How Teams Build Services

With all this talk of software factories, it's important that we understand the different ways teams will use them to build services. I talk to a lot of customers and, of course, there are several different approaches a team might choose. I hope this post will be informative, but hopefully, the comments will also identify new approaches and/or confirm the ones below.

When building a solution that involves distributed services, there are a number of things the team must build: the service interface (operations and their messages), the business logic (domain model entities and processing logic), the data access layer, the proxy/service agent that consumes the service, and the client that uses the proxy/service agent. There are also several roles in the team that perform various tasks: the solution architect, the domain expert, and the developers. I understand there is often a fine line between a solution architect and a lead developer - give me some slack here :)

In every case I've seen, the team building the client application is also the team that is building the proxy/service agent. However, that's often not the case when it comes to the service interface and the business logic. There are various approaches the architect and developers might make when building the service side (they may or may not be building the consumer(s) of the service). More often than not, the architect will define what the service interface looks like and the dev team will implement the interface. The Service Factory enables at least 2 major scenarios:

  1. Solution architect provides a baseline. This baseline is an executable, foundational starting point for the service that the dev team will build upon. Among other things, this baseline will include the service's operations and their messages, message exchange patterns, and possibly selected areas of risk that cross-cut all operations (i.e. instrumentation, security, exception management, etc). It's likely the factory will be used to build this baseline and the dev team will continue to use this (or a different) factory to build out the rest of the implementation based on the requirements set forth by the domain expert. This approach is common when there is a smaller team responsible for the services and a different team is responsible for the business logic.
  2. Solution architect provides a factory. The factory being used (i.e. Service Factory) is modified by the solution architect to include the practices and patterns that have been identified by the organization (naming conventions, framework components, cross-cutting concerns, etc) and it is deployed to the dev team. The dev team will then use the factory to build the service's interfaces and the implementation (and all layers of the application). This approach is common when the same team is building the service and its implementation.

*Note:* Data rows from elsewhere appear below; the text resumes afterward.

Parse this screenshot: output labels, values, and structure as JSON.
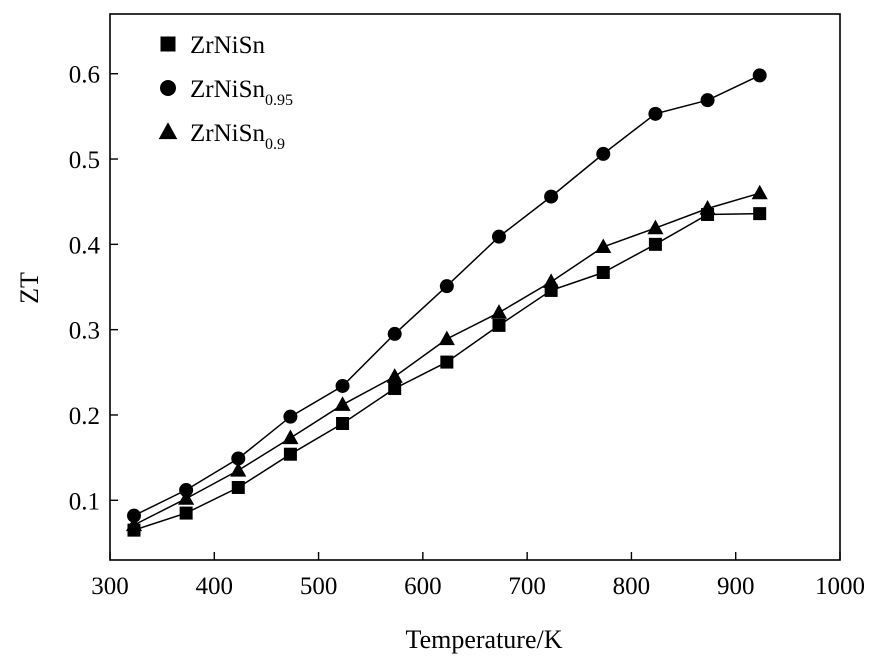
{
  "chart_data": {
    "type": "line",
    "xlabel": "Temperature/K",
    "ylabel": "ZT",
    "xlim": [
      300,
      1000
    ],
    "ylim": [
      0.03,
      0.67
    ],
    "xticks": [
      300,
      400,
      500,
      600,
      700,
      800,
      900,
      1000
    ],
    "yticks": [
      0.1,
      0.2,
      0.3,
      0.4,
      0.5,
      0.6
    ],
    "grid": false,
    "legend": "top-left",
    "x": [
      323,
      373,
      423,
      473,
      523,
      573,
      623,
      673,
      723,
      773,
      823,
      873,
      923
    ],
    "series": [
      {
        "name_base": "ZrNiSn",
        "name_sub": "",
        "marker": "square",
        "values": [
          0.065,
          0.085,
          0.115,
          0.154,
          0.19,
          0.231,
          0.262,
          0.305,
          0.346,
          0.367,
          0.4,
          0.435,
          0.436
        ]
      },
      {
        "name_base": "ZrNiSn",
        "name_sub": "0.95",
        "marker": "circle",
        "values": [
          0.082,
          0.112,
          0.149,
          0.198,
          0.234,
          0.295,
          0.351,
          0.409,
          0.456,
          0.506,
          0.553,
          0.569,
          0.598
        ]
      },
      {
        "name_base": "ZrNiSn",
        "name_sub": "0.9",
        "marker": "triangle",
        "values": [
          0.071,
          0.102,
          0.135,
          0.173,
          0.212,
          0.245,
          0.289,
          0.32,
          0.356,
          0.397,
          0.419,
          0.442,
          0.46
        ]
      }
    ]
  }
}
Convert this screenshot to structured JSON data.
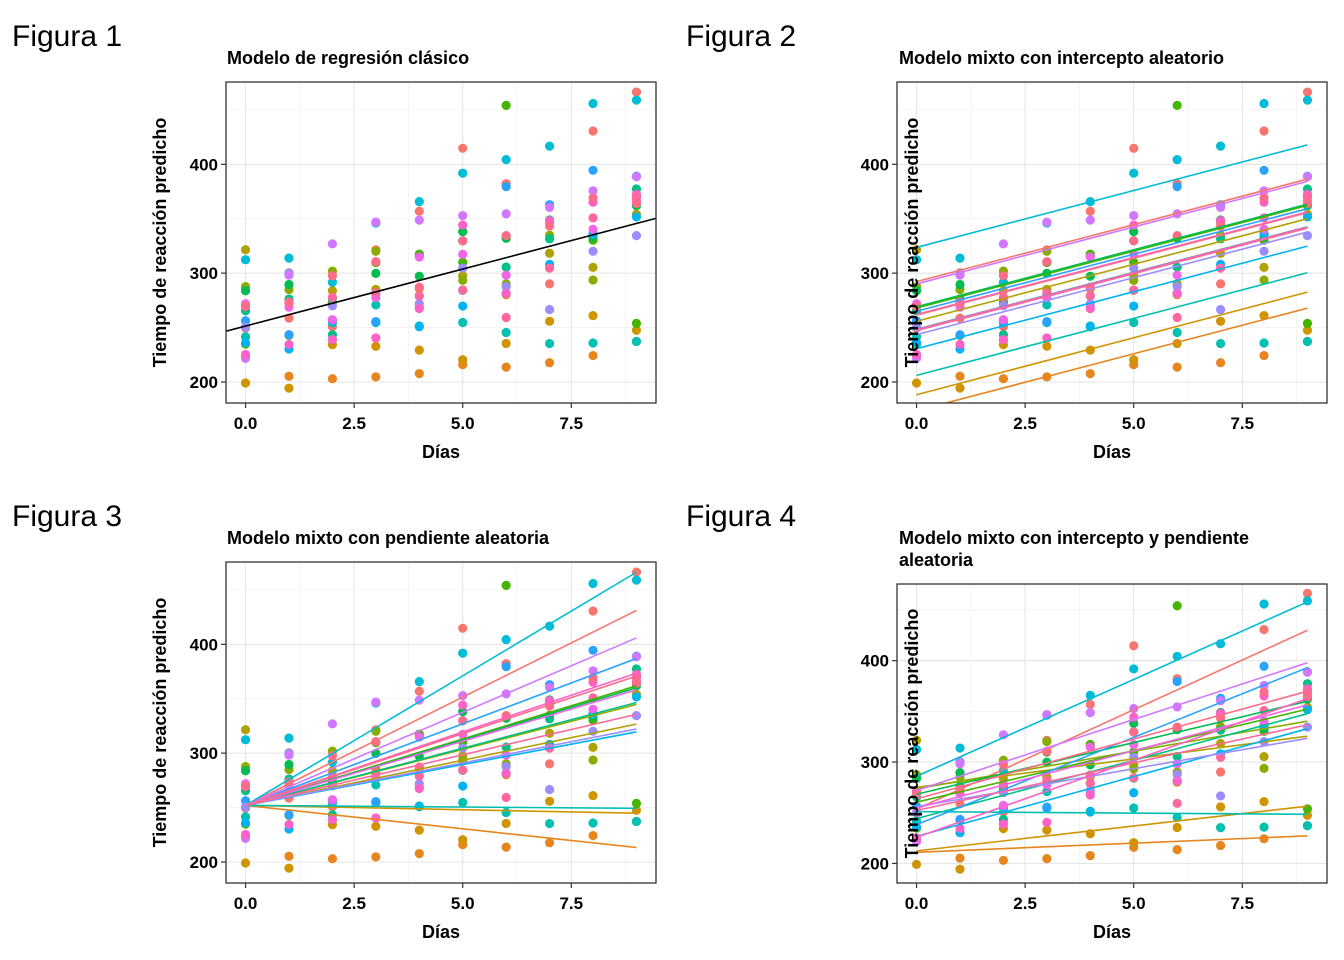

I suspect there are variations of these and I think they would be interesting. Think about how your team builds services today. Are you happy with how the team is structured (does it work)? Are you using some form of code/config generation? Are you building baselines or a factory today and have a sense of the best way it should be used in your team(s).

Since this post was geared toward teams, I didn't talk about the single individual who is building the whole solution. I know this is also a very common scenario and, of course, factories can still be a great productivity booster and a means to provide a lot of consistency in the services being built.

If you're building Web services and you're not familiar with Service Factory, whew ... you have some catching up to do ... and just in time. Patterns & practices should be releasing to MSDN by the end of the month. Let me know if you have questions or comments?